Eddie Stobart’s shareholders have voted overwhelmingly in favour of a £55m rescue deal involving private equity firm Douglas Bay Capital Fund (Dbay).

What does this mean?

Prior to Dbay’s intervention, struggling haulage company Eddie Stobart had ​£​200m worth of debt and was at real risk of facing administration. As a result of the deal, Dbay has acquired a 51% majority stake in Greenwhitestar Acquisitions Ltd, a wholly-owned subsidiary of Stobart. The main reasons cited for Stobart’s financial woes were poor cash collection and an accounting error amounting to ​£​2m in 2018. 

This ​£​55m injection of funding from Dbay comes with a hefty 18% interest rate tag. The troubled company maintains that this deal will provide it with the opportunity to move forward and focus on delivering services into the new decade.
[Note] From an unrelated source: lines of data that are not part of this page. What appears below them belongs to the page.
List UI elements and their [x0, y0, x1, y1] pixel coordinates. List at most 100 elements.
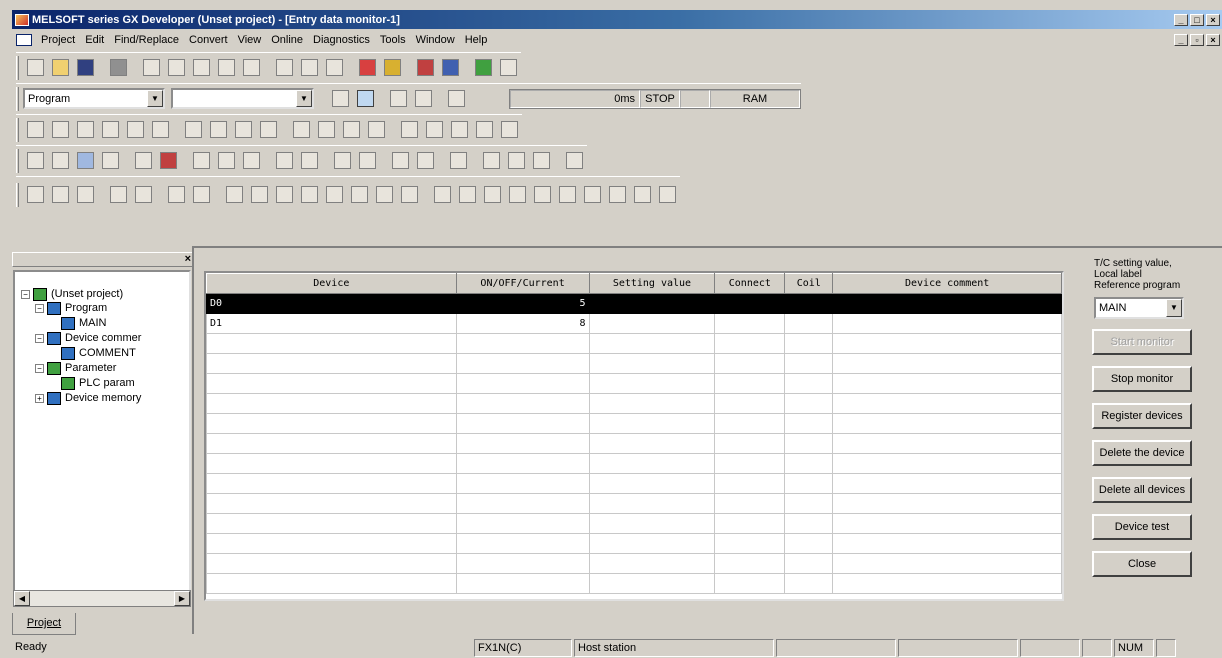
sfc-check-button[interactable] [630, 183, 654, 207]
transfer-button[interactable] [529, 149, 553, 173]
tree-item-parameter[interactable]: − Parameter [35, 360, 116, 376]
table-row[interactable] [206, 353, 1062, 374]
coil-cell[interactable] [784, 313, 834, 334]
undo-button[interactable] [214, 56, 238, 80]
sfc-list-button[interactable] [480, 183, 504, 207]
data-name-select[interactable]: ▼ [171, 88, 314, 109]
sfc-comment-button[interactable] [397, 183, 421, 207]
sfc-block-button[interactable] [580, 183, 604, 207]
comment-cell[interactable] [832, 313, 1062, 334]
sfc-auto-button[interactable] [555, 183, 579, 207]
parallel-rising-button[interactable] [339, 118, 363, 142]
sfc-parallel-button[interactable] [189, 183, 213, 207]
close-monitor-button[interactable]: Close [1092, 551, 1192, 577]
comment-cell[interactable] [832, 293, 1062, 314]
alias-button[interactable] [444, 87, 468, 111]
delete-hline-button[interactable] [231, 118, 255, 142]
print-button[interactable] [106, 56, 130, 80]
paste-button[interactable] [189, 56, 213, 80]
stop-monitor-button[interactable]: Stop monitor [1092, 366, 1192, 392]
collapse-icon[interactable]: − [21, 289, 30, 299]
invert-button[interactable] [397, 118, 421, 142]
batch-monitor-button[interactable] [496, 56, 520, 80]
find-step-button[interactable] [322, 56, 346, 80]
open-button[interactable] [48, 56, 72, 80]
tree-item-main[interactable]: MAIN [61, 315, 107, 331]
menu-tools[interactable]: Tools [375, 31, 411, 49]
column-header-device[interactable]: Device [206, 273, 457, 294]
document-icon[interactable] [16, 34, 32, 46]
table-row[interactable] [206, 393, 1062, 414]
sfc-hline-button[interactable] [347, 183, 371, 207]
sfc-zoom-button[interactable] [430, 183, 454, 207]
menu-edit[interactable]: Edit [80, 31, 109, 49]
find-instruction-button[interactable] [297, 56, 321, 80]
copy-button[interactable] [164, 56, 188, 80]
write-plc-button[interactable] [355, 56, 379, 80]
device-test-button[interactable]: Device test [1092, 514, 1192, 540]
parallel-nc-contact-button[interactable] [98, 118, 122, 142]
sfc-info-button[interactable] [605, 183, 629, 207]
falling-pulse-button[interactable] [314, 118, 338, 142]
cut-button[interactable] [139, 56, 163, 80]
online-change-button[interactable] [504, 149, 528, 173]
child-restore-button[interactable]: ▫ [1190, 34, 1204, 46]
menu-window[interactable]: Window [411, 31, 460, 49]
display-button[interactable] [562, 149, 586, 173]
table-row[interactable] [206, 413, 1062, 434]
parallel-no-contact-button[interactable] [48, 118, 72, 142]
coil-cell[interactable] [784, 293, 834, 314]
device-cell[interactable]: D0 [206, 293, 457, 314]
chevron-down-icon[interactable]: ▼ [296, 90, 312, 107]
device-table[interactable]: Device ON/OFF/Current Setting value Conn… [204, 271, 1064, 601]
value-cell[interactable]: 5 [455, 293, 590, 314]
table-row[interactable] [206, 493, 1062, 514]
find-device-button[interactable] [272, 56, 296, 80]
tab-project[interactable]: Project [12, 613, 76, 635]
draw-line-button[interactable] [472, 118, 496, 142]
menu-view[interactable]: View [233, 31, 267, 49]
table-row[interactable] [206, 553, 1062, 574]
setting-cell[interactable] [588, 293, 716, 314]
read-plc-button[interactable] [380, 56, 404, 80]
column-header-onoff[interactable]: ON/OFF/Current [455, 273, 590, 294]
table-row[interactable] [206, 573, 1062, 594]
table-row[interactable] [206, 333, 1062, 354]
tree-item-device-memory[interactable]: + Device memory [35, 390, 141, 406]
chevron-down-icon[interactable]: ▼ [1166, 299, 1182, 317]
statement-button[interactable] [411, 87, 435, 111]
no-contact-button[interactable] [23, 118, 47, 142]
sfc-sel-merge-button[interactable] [247, 183, 271, 207]
application-button[interactable] [148, 118, 172, 142]
sfc-step-button[interactable] [23, 183, 47, 207]
table-row[interactable] [206, 473, 1062, 494]
sfc-monitor-button[interactable] [505, 183, 529, 207]
check-button[interactable] [413, 149, 437, 173]
delete-vline-button[interactable] [256, 118, 280, 142]
hline-button[interactable] [181, 118, 205, 142]
write-mode-button[interactable] [189, 149, 213, 173]
sfc-merge-button[interactable] [164, 183, 188, 207]
vline-button[interactable] [206, 118, 230, 142]
project-tree[interactable]: − (Unset project) − Program MAIN − Devic… [13, 270, 191, 605]
reference-program-select[interactable]: MAIN ▼ [1094, 297, 1184, 319]
collapse-icon[interactable]: − [35, 303, 44, 313]
column-header-comment[interactable]: Device comment [832, 273, 1062, 294]
menu-find-replace[interactable]: Find/Replace [109, 31, 184, 49]
expand-icon[interactable]: + [35, 393, 44, 403]
rising-pulse-button[interactable] [289, 118, 313, 142]
tree-horizontal-scrollbar[interactable]: ◀ ▶ [13, 590, 191, 607]
coil-button[interactable] [123, 118, 147, 142]
maximize-button[interactable]: □ [1190, 13, 1204, 26]
redo-button[interactable] [239, 56, 263, 80]
sfc-par-merge-button[interactable] [297, 183, 321, 207]
read-mode-button[interactable] [214, 149, 238, 173]
setting-cell[interactable] [588, 313, 716, 334]
tree-item-plc-param[interactable]: PLC param [61, 375, 135, 391]
child-minimize-button[interactable]: _ [1174, 34, 1188, 46]
sfc-branch-button[interactable] [131, 183, 155, 207]
operation-falling-button[interactable] [447, 118, 471, 142]
menu-help[interactable]: Help [460, 31, 493, 49]
monitor-stop-button[interactable] [438, 56, 462, 80]
save-button[interactable] [73, 56, 97, 80]
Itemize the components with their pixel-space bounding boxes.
The approval of this deal comes after rival bidder, Andrew Tinkler, had its package rejected by the Eddie Stobart board. William Stobart, the son of founder Eddie Stobart, has been appointed Chairman under the terms of the deal. 

What's the big picture effect?

This deal brings the troubled trucking firm back from the brink of administration and is likely to save 6500 jobs. Shares in the company were suspended in August at 71p each, after the discovery of the ​£​2m discrepancy in their accounts. As a result of this deal, shareholders are left with only a 49% stake in the company. This means that once the stock restarts trading on the London Stock Exchange, they are set to tumble. 

Not everyone is happy with the tie-up. The Unite Union has accused Dbay of perpetrating “bandit capitalism” by taking advantage of Stobart’s vulnerable financial position. There are concerns that Dbay’s proposal mainly serves to pay back lenders and cover Dbay’s own fees, rather than focusing on Eddie Stobart’s future. This deal will confer onto Dbay control of Stobart as well as priority to any money it makes, as debts are paid before shareholders

Whether Stobart would have submitted to the deal were it not for the mounting pressure being exerted by its lenders (AIB, BNP Paribas, Bank of Ireland and KBC) is now a moot point. The company has staved off disaster in this episode, but it remains to be seen how it will fare in the long run.